If I were to use the reducer that comes with the AFAW Beach, do I need to wrap the butt of the AFAW beach with thread to reinforce it? I am thinking of doing some field casting with the rod. Thanks. Tom


----------



## kingfisherman23 (Dec 14, 2003)

I cast off the reducer on my AFAW Match with no problems at all. I don't think it will require a reinforcing wrap considering the design of the reducer, the stiffness of the blank at the butt and the rather limited flex that deep into the butt.

Evan


----------



## eric (Oct 24, 2007)

not really needed since the reducer and blank wall is thick. but if it reassures your mind. go right ahead. =D
ive used my afaw match's reducer as a billy club. xD


----------



## Tommy (Jan 24, 2001)

No need to wrap the butt to use the reducer. The AFAW "reducer" is really more of an "extender" since the diameter (OD) of the butt and the reducer is the same. I have placed the reel right at the joint, with one coaster on the butt and one on the reducer. This worked very well, but it really boils down to where you want the reel.

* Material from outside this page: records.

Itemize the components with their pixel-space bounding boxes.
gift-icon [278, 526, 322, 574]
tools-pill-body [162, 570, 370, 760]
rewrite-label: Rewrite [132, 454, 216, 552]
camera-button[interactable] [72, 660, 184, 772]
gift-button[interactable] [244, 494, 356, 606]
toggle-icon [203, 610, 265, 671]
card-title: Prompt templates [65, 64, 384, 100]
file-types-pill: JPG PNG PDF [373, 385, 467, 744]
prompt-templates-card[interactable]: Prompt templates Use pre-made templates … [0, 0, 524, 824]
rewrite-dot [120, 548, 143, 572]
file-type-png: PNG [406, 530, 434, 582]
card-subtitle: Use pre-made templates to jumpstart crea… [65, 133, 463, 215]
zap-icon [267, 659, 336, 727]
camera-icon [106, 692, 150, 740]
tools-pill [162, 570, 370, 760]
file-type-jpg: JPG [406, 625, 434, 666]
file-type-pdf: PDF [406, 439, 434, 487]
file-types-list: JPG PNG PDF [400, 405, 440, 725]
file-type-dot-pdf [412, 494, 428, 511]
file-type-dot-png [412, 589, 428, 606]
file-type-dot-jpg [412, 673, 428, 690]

If you place the reel down low on the rducer you may have to tape a wrap or two of tape at the joint, I've had the joint to slip (rotate) while casting.

Tommy


----------



## Furball (Sep 20, 2002)

Thanks guys for the feedback. I also need to start using my left hand to control the reel, I've got tendinitis in my right thumb which is aggravated when I hit it hard while casting. Tom


----------